What Is Depreciation?
In simple terms, depreciation refers to the reduction in value of an asset over time. For rental properties, this often means the wear and tear of items like appliances, furniture, and other fittings in the property. As these items age, their value decreases, and you can claim depreciation on them as a tax deduction.
But here’s the thing: not everything in your rental property qualifies for depreciation. The land and the building itself no longer qualify for depreciation claims, but certain assets, such as chattels, can.
What Can You Depreciate?
Chattels are items within your property that are not part of the building itself. This includes things like appliances, bedding, curtains, furniture, cutlery, and even mailboxes.
These items are subject to depreciation because they wear out and lose value over time.
To claim depreciation on these items, you’ll need to identify the cost of each chattel. If you’ve recently purchased a new item, this is straightforward: just check the price tag. But for existing items, determining the cost can be more complicated.
How to Value Existing Chattels
When you buy a rental property, you are typically purchasing a range of chattels like carpets, stoves, and light fixtures. The tricky part is figuring out how to value these items for depreciation purposes. You could try to research the market value of each item on your own, but this might not result in the maximum possible deductions. The smarter choice for many property owners is to hire a chattel expert. This can be a accounting firm or a property depreciation expert and will assess the value of each chattel and provide a breakdown, including the depreciation rates set by IRD. While hiring an expert will cost a few hundred dollars, it can ensure that you’re claiming the highest depreciation possible, which may well outweigh the cost of the valuation.
Also, using a professional will reduce your risk of penalties in the case of an audit. Their expertise will give you peace of mind knowing that your claims are accurate and fully compliant with tax laws.
When Is It Worth Getting a Chattel Valuation?
In some cases, it may not be worth the investment to get a professional chattel valuation. But for newer or higher-value properties, a valuation can make a big difference. If you’ve recently purchased a property, it’s wise to get the valuation done within six months of purchase and before you submit your tax return.
Claiming depreciation on rental properties is a powerful tool to reduce your tax bill.
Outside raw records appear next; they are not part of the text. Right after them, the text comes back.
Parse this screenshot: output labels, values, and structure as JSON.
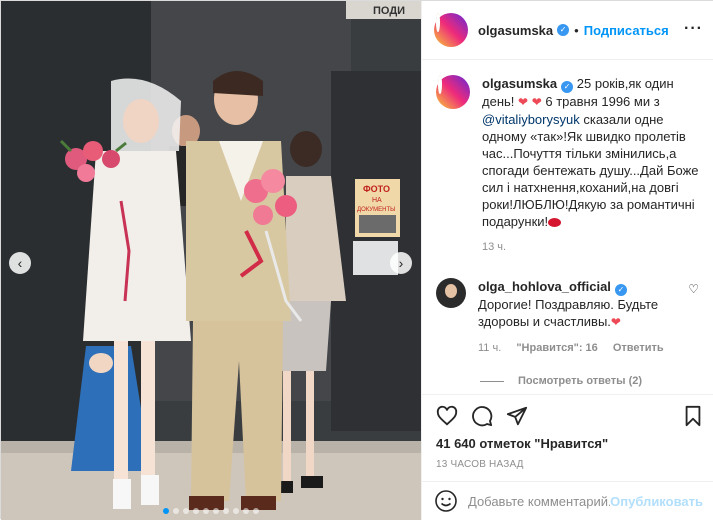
{
  "colors": {
    "accent": "#0095f6",
    "verified": "#3897f0",
    "heart": "#ed4956",
    "muted": "#8e8e8e"
  },
  "header": {
    "username": "olgasumska",
    "separator": "•",
    "follow_label": "Подписаться",
    "more_icon": "more-horizontal-icon"
  },
  "media": {
    "sign_top": "ПОДИ",
    "sign_foto_1": "ФОТО",
    "sign_foto_2": "НА",
    "sign_foto_3": "ДОКУМЕНТЫ",
    "slides": 10,
    "active_slide": 1
  },
  "caption": {
    "username": "olgasumska",
    "text_1": " 25 років,як один день! ",
    "text_2": " 6 травня 1996 ми з ",
    "mention": "@vitaliyborysyuk",
    "text_3": " сказали одне одному «так»!Як швидко пролетів час...Почуття тільки змінились,а спогади бентежать душу...Дай Боже сил і натхнення,коханий,на довгі роки!ЛЮБЛЮ!Дякую за романтичні подарунки!",
    "time": "13 ч."
  },
  "comment": {
    "username": "olga_hohlova_official",
    "text": " Дорогие! Поздравляю. Будьте здоровы и счастливы.",
    "time": "11 ч.",
    "likes": "\"Нравится\": 16",
    "reply_label": "Ответить"
  },
  "view_replies": "Посмотреть ответы (2)",
  "likes_count": "41 640 отметок \"Нравится\"",
  "post_time": "13 ЧАСОВ НАЗАД",
  "add_comment": {
    "placeholder": "Добавьте комментарий...",
    "publish_label": "Опубликовать"
  }
}
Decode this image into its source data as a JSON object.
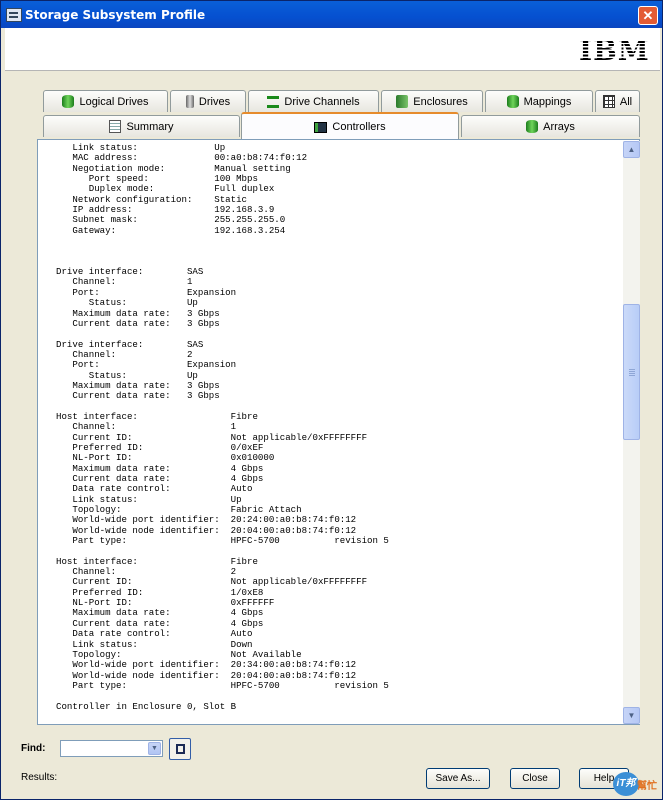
{
  "window": {
    "title": "Storage Subsystem Profile"
  },
  "logo": {
    "text": "IBM"
  },
  "tabs_row1": [
    {
      "label": "Logical Drives",
      "icon": "logical-drives-icon"
    },
    {
      "label": "Drives",
      "icon": "drive-icon"
    },
    {
      "label": "Drive Channels",
      "icon": "drive-channels-icon"
    },
    {
      "label": "Enclosures",
      "icon": "enclosures-icon"
    },
    {
      "label": "Mappings",
      "icon": "mappings-icon"
    },
    {
      "label": "All",
      "icon": "grid-icon"
    }
  ],
  "tabs_row2": [
    {
      "label": "Summary",
      "icon": "document-icon"
    },
    {
      "label": "Controllers",
      "icon": "controller-icon",
      "active": true
    },
    {
      "label": "Arrays",
      "icon": "arrays-icon"
    }
  ],
  "profile_lines": [
    "   Link status:              Up",
    "   MAC address:              00:a0:b8:74:f0:12",
    "   Negotiation mode:         Manual setting",
    "      Port speed:            100 Mbps",
    "      Duplex mode:           Full duplex",
    "   Network configuration:    Static",
    "   IP address:               192.168.3.9",
    "   Subnet mask:              255.255.255.0",
    "   Gateway:                  192.168.3.254",
    "",
    "",
    "",
    "Drive interface:        SAS",
    "   Channel:             1",
    "   Port:                Expansion",
    "      Status:           Up",
    "   Maximum data rate:   3 Gbps",
    "   Current data rate:   3 Gbps",
    "",
    "Drive interface:        SAS",
    "   Channel:             2",
    "   Port:                Expansion",
    "      Status:           Up",
    "   Maximum data rate:   3 Gbps",
    "   Current data rate:   3 Gbps",
    "",
    "Host interface:                 Fibre",
    "   Channel:                     1",
    "   Current ID:                  Not applicable/0xFFFFFFFF",
    "   Preferred ID:                0/0xEF",
    "   NL-Port ID:                  0x010000",
    "   Maximum data rate:           4 Gbps",
    "   Current data rate:           4 Gbps",
    "   Data rate control:           Auto",
    "   Link status:                 Up",
    "   Topology:                    Fabric Attach",
    "   World-wide port identifier:  20:24:00:a0:b8:74:f0:12",
    "   World-wide node identifier:  20:04:00:a0:b8:74:f0:12",
    "   Part type:                   HPFC-5700          revision 5",
    "",
    "Host interface:                 Fibre",
    "   Channel:                     2",
    "   Current ID:                  Not applicable/0xFFFFFFFF",
    "   Preferred ID:                1/0xE8",
    "   NL-Port ID:                  0xFFFFFF",
    "   Maximum data rate:           4 Gbps",
    "   Current data rate:           4 Gbps",
    "   Data rate control:           Auto",
    "   Link status:                 Down",
    "   Topology:                    Not Available",
    "   World-wide port identifier:  20:34:00:a0:b8:74:f0:12",
    "   World-wide node identifier:  20:04:00:a0:b8:74:f0:12",
    "   Part type:                   HPFC-5700          revision 5",
    "",
    "Controller in Enclosure 0, Slot B"
  ],
  "find": {
    "label": "Find:",
    "value": ""
  },
  "results": {
    "label": "Results:"
  },
  "buttons": {
    "save_as": "Save As...",
    "close": "Close",
    "help": "Help"
  },
  "badge": {
    "circle": "iT邦",
    "text": "幫忙"
  }
}
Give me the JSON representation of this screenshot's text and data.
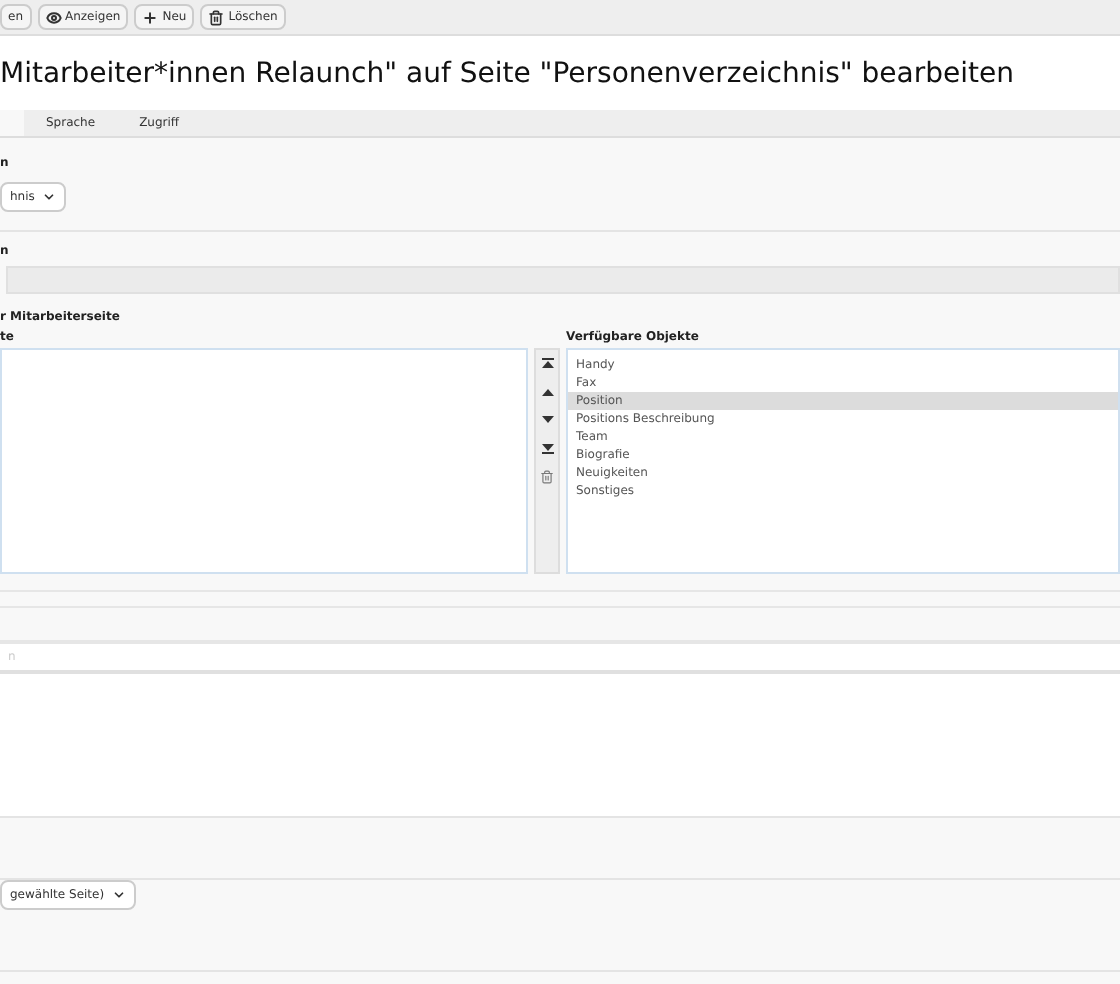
{
  "toolbar": [
    {
      "label": "en",
      "kind": "text"
    },
    {
      "label": "Anzeigen",
      "kind": "eye"
    },
    {
      "label": "Neu",
      "kind": "plus"
    },
    {
      "label": "Löschen",
      "kind": "trash"
    }
  ],
  "title": "Mitarbeiter*innen Relaunch\" auf Seite \"Personenverzeichnis\" bearbeiten",
  "tabs": [
    {
      "selected": true
    },
    {
      "label": "Sprache",
      "selected": false
    },
    {
      "label": "Zugriff",
      "selected": false
    }
  ],
  "section_1": {
    "label": "n",
    "select_value": "hnis"
  },
  "section_2": {
    "label": "n"
  },
  "section_3": {
    "label": "r Mitarbeiterseite",
    "selected_label": "te",
    "available_label": "Verfügbare Objekte",
    "available_items": [
      {
        "label": "Handy",
        "selected": false
      },
      {
        "label": "Fax",
        "selected": false
      },
      {
        "label": "Position",
        "selected": true
      },
      {
        "label": "Positions Beschreibung",
        "selected": false
      },
      {
        "label": "Team",
        "selected": false
      },
      {
        "label": "Biografie",
        "selected": false
      },
      {
        "label": "Neuigkeiten",
        "selected": false
      },
      {
        "label": "Sonstiges",
        "selected": false
      }
    ]
  },
  "search_field": {
    "placeholder": "n"
  },
  "bottom_select": {
    "value": "gewählte Seite)"
  }
}
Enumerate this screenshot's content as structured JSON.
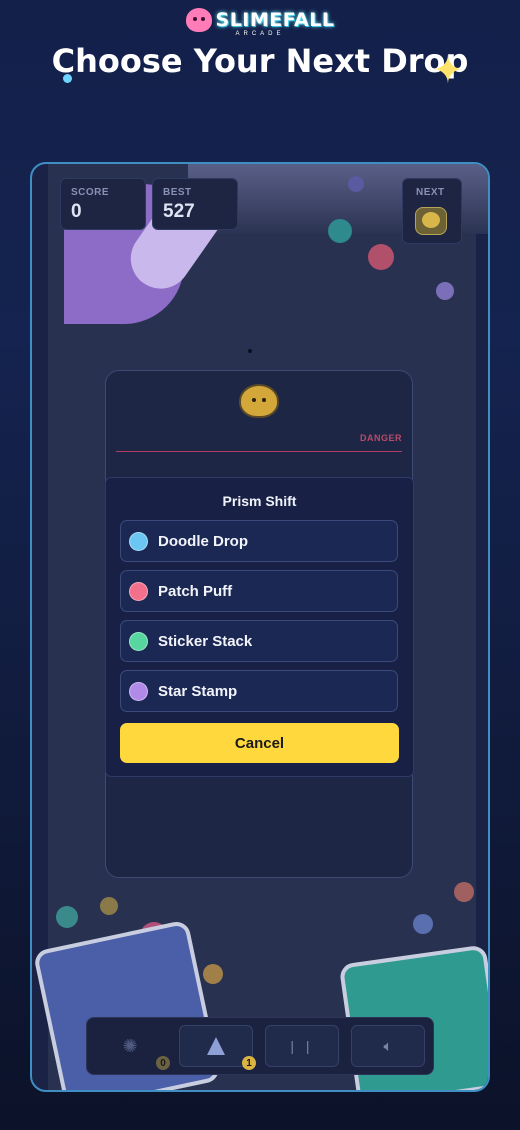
{
  "header": {
    "logo_text": "SLIMEFALL",
    "logo_sub": "ARCADE",
    "title": "Choose Your Next Drop"
  },
  "hud": {
    "score_label": "SCORE",
    "score_value": "0",
    "best_label": "BEST",
    "best_value": "527",
    "next_label": "NEXT"
  },
  "drop_zone": {
    "danger_label": "DANGER"
  },
  "modal": {
    "title": "Prism Shift",
    "options": [
      {
        "label": "Doodle Drop",
        "color": "#6cc6f2"
      },
      {
        "label": "Patch Puff",
        "color": "#f2708c"
      },
      {
        "label": "Sticker Stack",
        "color": "#57d6a0"
      },
      {
        "label": "Star Stamp",
        "color": "#b18ae8"
      }
    ],
    "cancel_label": "Cancel"
  },
  "toolbar": {
    "shake_count": "0",
    "prism_count": "1",
    "pause_icon": "pause-icon",
    "sound_icon": "sound-icon"
  },
  "colors": {
    "accent_yellow": "#ffd83e",
    "frame_border": "#3f8fc4",
    "danger": "#b23d64"
  }
}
While the process can seem complex, understanding which items qualify and how to accurately value them can make a big difference in your overall deductions. Whether you choose to do it yourself or hire an expert, the key is to ensure you're getting the maximum benefit from your property’s depreciable assets.
By making the most of depreciation claims, you can improve your cash flow and potentially save a significant amount on taxes each year. It’s one of the best ways to ensure your rental property investment is working for you.
Disclaimer: This article is not intended to constitute legal, financial or investment advice and does not take your individual circumstances and financial situation into account.